The Foundation of Data Fabrics and AI: Semantic Knowledge Graphs

Data management agility has become of key importance to organizations as the amount and complexity of data continues to increase, along with the desire to avoid creating new data silos. The concept of creating a ‘data fabric’ as an agile design concept has been proposed by leading analysts, such as Mark Beyer, Distinguished VP Analyst at Gartner. “The emerging design concept called ‘data fabric’ can be a robust solution to ever present-day management challenges, such as the high-cost and low-value of data integration cycles, frequent maintenance of earlier integrations, the rising demand for real-time and event-driven data sharing, and more,” says Mark Beyer.

As a data fabric readily connects and provides singular access to all data sources distributed throughout the enterprise, semantic knowledge graphs provide the foundation that makes this design possible. Semantic knowledge graphs and aspects of AI are necessary for the data fabric architecture to work. According to Gartner, “The semantic layer of the knowledge graph makes it more intuitive and easy to interpret, making the analysis easy for D&A leaders. It adds depth and meaning to the data usage and content graph, allowing AI/ML algorithms to use the information for analytics and other operational use cases.” In this respect, graph applications are the enabler of both data fabrics and the AI that supports them.

Data fabrics involve additional tooling like respective layers for data integration and run-time orchestration, in addition to active metadata management. Nonetheless, these capabilities would fail to properly function without the semantic layer, and data cataloging value, of semantic knowledge graphs that are foundational to realizing this grand data management vision.

Semantic Curation

Semantic knowledge graphs are the underlying framework for the ability to seamlessly connect to, access, and query all data sources relevant to the enterprise. This capability includes sources internal and external to organizations, in any type of cloud setting, on-premises, or at the cloud’s edge. The first way semantic knowledge graphs enable a uniform fabric across each of these environments, tools, and technologies is by furnishing a layer harmonizing the semantics between them.

The numerous resources joined together in a comprehensive fabric involve data of different structure variations (structured, unstructured, and semi-structured), terminology, schema, taxonomies, business units, and storage formats. Semantic knowledge graphs specialize in harmonizing data with these and any other type of distinction via standardized data models and uniform taxonomies. Moreover, they do so in business-friendly terminology as opposed to arcane IT code. Thus, end-users from data scientists to sales personnel can readily understand what any of the data in a data fabric means, as well as how they may relate to his or her business goals.

Architectural Gains

The second capability of semantic knowledge graphs that’s indispensable to the data fabric precept outlined by Gartner is connecting the metadata together from the array of sources involved.

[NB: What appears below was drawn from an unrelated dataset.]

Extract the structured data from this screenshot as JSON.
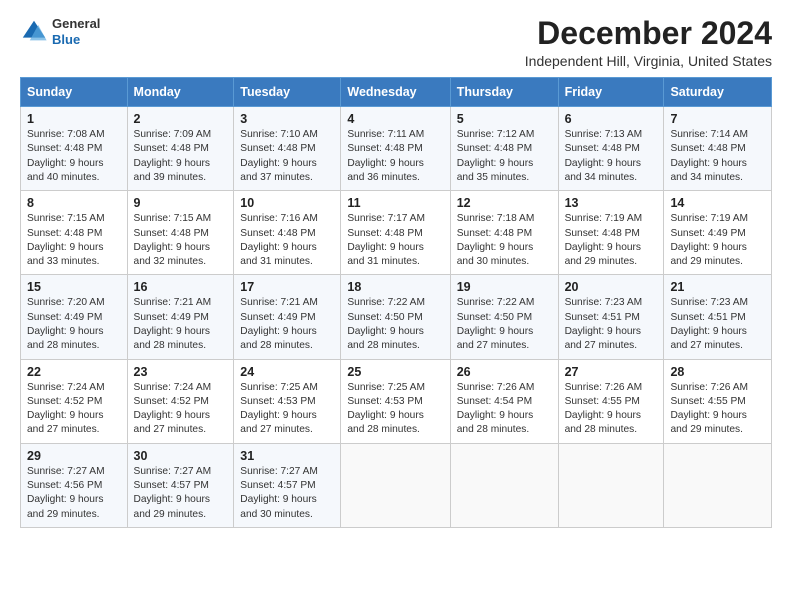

The assortment of metadata represented via this paradigm is considerable and includes business, technical, and operational metadata, the final of which pertains to application composition, execution results, and runtime environments. Granted, data cataloging capabilities are required to tag that metadata, classify it, and add tools for data lineage and for exchanging this information between users. Still, this metadata should ideally be represented in a semantic knowledge graph.

Another area of specialization of these graph applications is their ability to link together data of any variation. They do so in a manner that focuses on the relationships between data (or metadata), providing a vital element of contextualized understanding of how data pertains to each other that other approaches overlook. Such metadata is essential for identifying best practices and techniques for integrating specific datasets, orchestrating various applications, and selecting the most appropriate source for any particular business task. It’s also the basis for automating aspects of any of these needs via AI.

Active Metadata

The fact that knowledge graphs are queryable immensely supports the aforesaid benefits of harmonizing the semantics of disparate data while connecting the metadata in a data fabric. This characteristic is instrumental for improving the AI organizations can deploy to maximize the value of this architecture. Querying knowledge graphs allows organizations to increase their utility for both data fabrics and AI. Because these graphs intelligently arrange metadata from any data fabric source in terms business users understand, they can act on this information to enhance enterprise AI applications in several ways.

This metadata is helpful for determining model features and performing data discovery to craft machine learning models. Furthermore, the data provenance it provides is useful for monitoring model drift to ensure models perform as desired in production. Plus, semantic knowledge graphs are a fertile source for running both varieties of AI—involving statistical and inference techniques—to automate data integrations and elements of runtime orchestration.

Actionable Fabrics

This final characteristic makes knowledge graphs most esteemed for data fabrics and justifies their valuation as the foundation of this architecture. These graphs render intelligent inferences between multiple schemas to blend them for data integration. Supplementing them with machine learning automates the steps required to orchestrate activity across applications and sources for systemic interoperability. As such, data fabrics are operational, continuously improving systems and consistently delivering the right data from any enterprise source to end-users—for any application.